Há palavras que nos marcam logo pela manhã. Melhor: há palavras que, não só passam por nós na rua, escritas na parte de trás de um camião, ficando na retina e na mente, como também originam uma saudável conversa entre mim e o meu filho, a caminho da escola. Permanecem e trazem valor ao nosso dia, portanto. “Overcoming obstacles” (“ultrapassando obstáculos”), assim estava escrito. “Mãe, aquilo não é fácil”. “Não, filho, mas não há outra maneira, para cresceres, tens de fazer aquilo todos os dias da tua vida.”. Há tanto para ensinar e aprender na escola que é a vida para além da escola, basta estarmos atentos. É uma longa escada, com muitos degraus, que vamos subindo, ora a trote, ora a muito custo. Uma escada, ora luminosa de sol, ora inundada da chuva das lágrimas.
Também Jacob, no Antigo Testamento, mais propriamente no livro de Génesis (28, 10-22), se viu confrontado com uma escada, num sonho. Depois de ter fugido de uma luta com seu irmão Esaú, Jacob teve essa visão durante o sono: uma escada, cujos pés repousavam sobre a terra e o topo chegava aos céus. Os anjos continuamente subiam e desciam por ela e, encontrando-se no seu topo, Deus prometeu-lhe a bênção de uma numerosa e feliz posteridade. Quando ele acordou, sentiu-se cheio de gratidão e consagrou o local com o nome de Betel (“casa de Deus”). A simbologia da escada está profundamente ligada à intermediação entre o Céu e a Terra, à ascensão e à evolução de natureza espiritual. Os seus degraus são as várias etapas a ultrapassar para se atingir o divino. Sinónimo de verticalidade, reatando uma harmonia que foi quebrada pela separação na génese do mundo, a escada é um meio ou instrumento de evolução pessoal e de ascensão espiritual. O exemplo da escada também pode ser encontrado sob a forma de método, no Cristianismo, consistindo numa série de trabalhos espirituais que têm de ser ultrapassados, como os sucessivos degraus de uma escada.

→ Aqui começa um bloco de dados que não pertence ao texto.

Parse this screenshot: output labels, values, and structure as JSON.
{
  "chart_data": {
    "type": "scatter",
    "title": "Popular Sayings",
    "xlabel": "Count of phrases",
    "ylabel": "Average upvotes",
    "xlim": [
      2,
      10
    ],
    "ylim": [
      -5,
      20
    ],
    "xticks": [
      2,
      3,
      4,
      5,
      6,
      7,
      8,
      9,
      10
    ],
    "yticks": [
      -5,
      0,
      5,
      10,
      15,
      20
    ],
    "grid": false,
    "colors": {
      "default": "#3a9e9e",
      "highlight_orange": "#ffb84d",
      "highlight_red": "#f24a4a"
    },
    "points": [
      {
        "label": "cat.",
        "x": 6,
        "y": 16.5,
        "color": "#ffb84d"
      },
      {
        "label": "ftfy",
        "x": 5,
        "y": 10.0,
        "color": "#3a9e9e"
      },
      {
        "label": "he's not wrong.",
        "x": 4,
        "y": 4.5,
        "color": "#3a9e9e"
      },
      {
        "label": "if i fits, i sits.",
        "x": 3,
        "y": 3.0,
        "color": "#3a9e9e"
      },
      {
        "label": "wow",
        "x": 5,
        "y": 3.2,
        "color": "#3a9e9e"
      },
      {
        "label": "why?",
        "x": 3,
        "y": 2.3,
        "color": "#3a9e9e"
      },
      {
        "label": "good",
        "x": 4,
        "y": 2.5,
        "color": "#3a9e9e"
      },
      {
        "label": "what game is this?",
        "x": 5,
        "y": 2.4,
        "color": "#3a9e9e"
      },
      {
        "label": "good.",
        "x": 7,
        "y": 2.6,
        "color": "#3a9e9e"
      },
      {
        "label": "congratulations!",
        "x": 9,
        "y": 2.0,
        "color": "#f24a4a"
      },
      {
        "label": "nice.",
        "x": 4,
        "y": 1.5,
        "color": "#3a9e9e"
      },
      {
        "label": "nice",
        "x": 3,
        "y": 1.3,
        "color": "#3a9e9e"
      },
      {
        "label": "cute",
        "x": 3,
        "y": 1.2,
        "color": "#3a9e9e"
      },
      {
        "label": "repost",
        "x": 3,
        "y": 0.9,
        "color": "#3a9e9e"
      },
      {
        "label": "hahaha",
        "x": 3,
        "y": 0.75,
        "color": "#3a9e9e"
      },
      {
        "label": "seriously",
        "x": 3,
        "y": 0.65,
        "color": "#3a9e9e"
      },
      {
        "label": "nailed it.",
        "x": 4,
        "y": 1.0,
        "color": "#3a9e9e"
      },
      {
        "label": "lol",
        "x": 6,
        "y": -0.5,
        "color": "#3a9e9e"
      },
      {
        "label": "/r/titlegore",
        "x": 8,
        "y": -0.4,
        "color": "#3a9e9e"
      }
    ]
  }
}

Como afirmou Aldous Huxley, “O degrau da escada não foi inventado para repousar, mas apenas para sustentar o pé o tempo necessário para que o homem coloque o outro pé um pouco mais alto”. Até porque a paragem no mesmo degrau, quando é demasiado longa, faz surgir o comodismo e a jactância, aquela gabarolice do ”fico aqui e daqui ninguém me tira” porque “sou melhor do que todos os outros” que estão num degrau mais “abaixo”. O avesso disto é aquilo que tanta gente anónima faz no dia a dia, nas classes profissionais “esquecidas” pelos centros de decisão política e económica, entre elas, a que melhor conheço, a dos professores. Gente que “faz das tripas coração”, que “desce” para que outros “subam”, que “engole sapos” e “faz omeletes sem ovos”, que compra do seu bolso as (muitas) canetas vermelhas para corrigir (muitos) testes dos meninos(as) durante as (muitas) horas de suposto descanso e que se desdobra em múltiplos papéis para além de ensinar (mãe/pai, fornecedor de lenços de papel e ombro amigo, enxugador de lágrimas, apagador de incêndios, confidente e conselheiro, em turmas de quase três dezenas de alunos).
Numa só palavra, mesmo uma só palavra, que deveria ser, simultaneamente, para todos, a mais eficaz forma de lidar com a “escada”: “humildade”. Que ela deixe de ser uma mera palavra lançada ao vento e tome, para todos, a forma de ação, pois assim, descendo, todos poderíamos subir, bem alto: “Não se larga um hábito arremessando-o pela janela, é preciso fazê-lo descer a escada degrau a degrau” (Mark Twain).